It’s my earnest hope that you’re finding inspiration in all manner of windows right now.
Me? I’m watching Pope Francis’ daily Mass and listening to terrible late-90s indie rock and suspending my “one Cherry Zero a day, you fiend” limit indefinitely. I’m hungrily reading stories of people being beautiful, like this and this and this and this. I’m eschewing the news (“ALL THE THINGS ARE BROKEN AND STAY TUNED BECAUSE IN EIGHT MINUTES THEY WILL BE BROKENER!”) for old episodes of Downton Abbey and new episodes of the squirrels outside my window.
And, now more than ever, I’m looking to the cats.
Your life and mine have changed a lot in recent weeks, it’s true. But I’m afraid Gogi and Twister have us beat in the having-to-adapt department. Since arriving on earth approximately one year ago, these fellas have…
- Lived under the sights and sounds and scares of life in Beirut
- Known and, in their own way, loved the selfsame Beirut
- Been swept off the familiar streets into a shelter
- Become best best BEST forever friends
- Encountered human love writ large
- Encountered scarier sights and sounds and scares all too close to their shelter
- Flown halfway around the globe to…New Jersey?!!
- Been plunked into the Tabby’s Place Lobby and the Tabby’s Place ridiculousness and the Tabby’s Place love
- Attempted to befriend fellow Lebanon expat Anka
- Survived it all
Not once has either of the boys complained about the decline in hummus quality since moving to Jersey. Not once has either lashed out (which is more than I can say for myself when ShopRite ran out of cauliflower rice; keep your toilet paper, give me my cruciferous nubbins).
Actually, not once has either of them ceased to exude wonder and delight. Chonky tuxedo Gogi and one-man dance party Twister have only one setting, and it’s “splendorous.” Life, in all its chaos, is gloriously interesting.
As unique as the Beirut bros may be — more on that in a moment — G and T are also fabulously normal for their species. I’ll marvel at it as long as I live, but cats reliably roll with the punches — even barbed, spiked punches. In the face of life’s lashes, they know only one thing: it goes on. And life, just by virtue of its onward motion, is good.
Maybe they don’t know any other attitude. Maybe their technically smaller brains are incapable of the sort of angst and agita and itching and agitating in which we excel. But I’ll choose feline flexibility over harrowing human howling any day.

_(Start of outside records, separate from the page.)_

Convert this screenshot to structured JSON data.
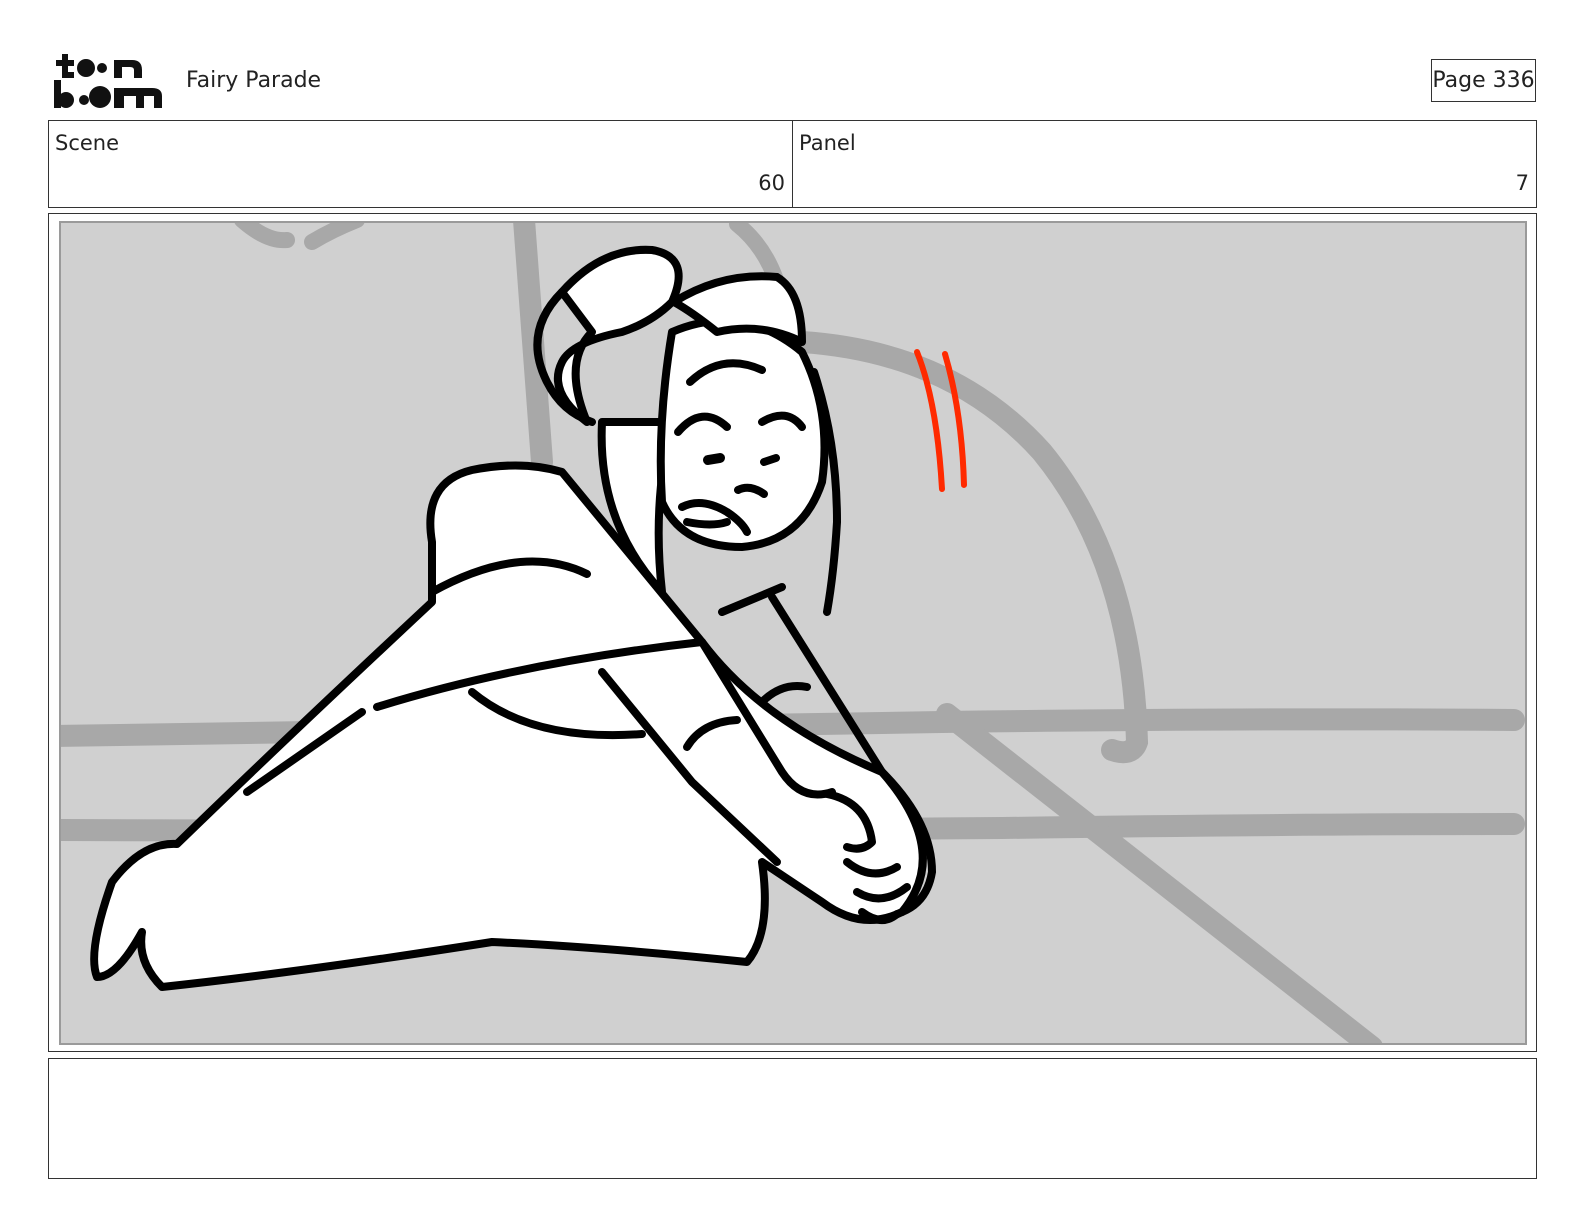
{
  "header": {
    "logo_text": "toon boom",
    "project_title": "Fairy Parade",
    "page_label": "Page 336"
  },
  "scene": {
    "label": "Scene",
    "value": "60"
  },
  "panel": {
    "label": "Panel",
    "value": "7"
  },
  "notes": {
    "text": ""
  },
  "colors": {
    "panel_background": "#d0d0d0",
    "background_lines": "#a8a8a8",
    "ink": "#000000",
    "motion_lines": "#ff2a00"
  },
  "drawing": {
    "icon": "storyboard-sketch-girl-kneeling"
  }
}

We’ve not yet even discussed the most visible twist in Twister’s story. His legs are a sort of gnarled sculpture, the presumable product of a birth defect. He gets around with impressive speed, and he (astoundingly) uses his litter box, but he’s hampered in ways that would fell a lesser creature (e.g. me).
Just don’t tell him he’s “hampered,” or hindered, or anything other than the blessedest beastie that ever lived. He’s not hearing it. He’s here, and in this swiftly changing world, he doesn’t want to miss a minute.
As long as he gets to share it all with Gogi, of course.
And maybe that’s the great feline secret. (OK, they bear many secrets beyond telling. But we may be onto one.) Where there’s communion, there’s bliss — burly, unbreakable bliss. Every cat defines “communion” differently, but it’s the answer and the anchor in times like this. And, although these are the strangest days I’ve ever known, there’s a sense in which the times are always “times like this.”
Unpredictable.
Unprecedented.
Liable to leave you wobbly.
Out of our control.
We’re learning, over and over again, that we can roll and dance and twist through the tumult as long as we hold onto each other. In some cases, that will mean holding off on hugs and handshakes and visits. In all cases, it will mean listening longer and deeper and slower to the ones we’re given to love, be it via videoconference or in our kitchens. The world has insisted we all slow down here and now, and our salvation will be to take that as a gift.
We get to share this unprecedented age with one another, kittens. Not one of us is alone. And every time we bend and twist and give grace to one another, we get a little more adaptable, a little stronger, a little more linked in the communion that will save the world from coronavirus and far greater foes.
I don’t know what the days ahead will bring. But I pray from my gut that they will bring us together like never before. In an age of social distancing, let’s reject isolation and open ourselves up in frightening and wonderful ways.
Our lives are entangled and interwoven and twisted together like so many pipe cleaners. How deeply, truly lucky we are.
Twister has such a sweet face! Thank you for this happy blog entry – I needed it just now. I’m sure I’m not the only one, either. A wonderful story about two new Tabby’s Place cats. Lucky cats.